La coopération entre l'AFD et la mairie d'Antananarivo se porte bien. Le projet Grand Tana bénéficie de financements pour quatre grands volets.
Le projet Grand Tana dans lequel sont groupées douze communes de la périphérie à côté de la commune urbaine d'Antananarivo, bénéficie du financement de l'Agence française de développement (AFD). Quatre grands volets d'intérêt commun
seront mis en place. Edgard Razafindravahy, président de la délégation spéciale d'Antananarivo et à la tête de l'Organisme public de coopération intercommunale/Gestion intégrée des déchets solides (GIDS) et Olivier Pezet, directeur de l'AFD, accompagné de Nicolas Yves Le Clec'h, coordinateur régional dans l'océan Indien en ont discuté, hier.
Deux volets portent sur l'assainissement. L'un d'eux, financé à hauteur de deux millions d'euros ,consiste en la fermeture du dépotoir d'Andralanitra, déjà saturé. Le deuxième, ou projet GIDS, bénéficie d'une enveloppe de 15 millions d'euros. Les deux autres projets s'attaquent à l'urbanisme. Il s'agit de l'entretien des ruelles dans les fokontany, prévu se réaliser avec un fonds de 15 millions d'euros. Le quatrième volet est axé sur la finalisation de la rocade reliant la commune urbaine d'Antananarivo à la commune rurale d'Ambohimangakely et Ankadikely-Ilafy.
Projets prioritaires
Les invités du PDS ont signalé que la rencontre d'hier a permis aux deux parties de voir les aboutissants des projets. « Nous allons nous concerter pour définir les projets prioritaires », souligne Olivier Pezet. Dans son propos, le PDS a tenu à affirmer que certains des projets ont déjà démarré depuis un certain temps. C'est le cas de la décharge d'Andralanitra, où la clôture du territoire s'effectue progessivement depuis l'année dernière.

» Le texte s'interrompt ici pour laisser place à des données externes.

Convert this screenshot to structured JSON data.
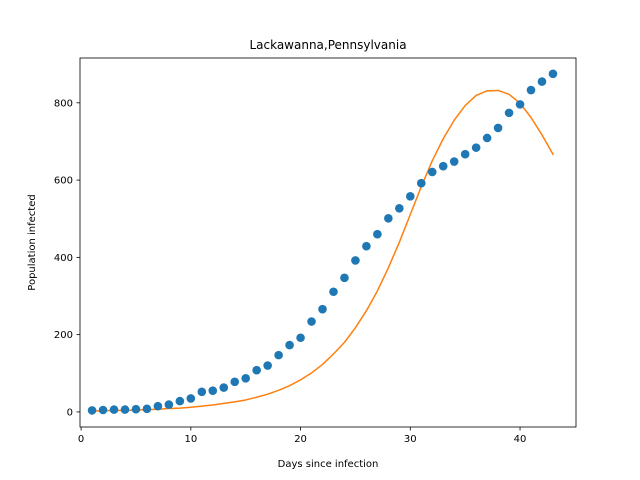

Selon un urbaniste, la gestion des déchets constitue un des piliers du développement, marié à la préservation de la santé publique. « L'augmentation de la consommation par habitant et les déchets générés risquent d'entamer la santé de la population, surtout en milieu urbain, tant qu'une gestion de ces déchets n'est pas assurée », laisse-t-il entendre. La capitale produit en moyenne 140 000 tonnes d'immondices par an, à raison de 400 tonnes par jour. Mais le démarrage du projet GIDS fera l'objet d'une visite prochaine des maires membres de l'OPCI à l'étranger, afin de profiter des expériences des pairs.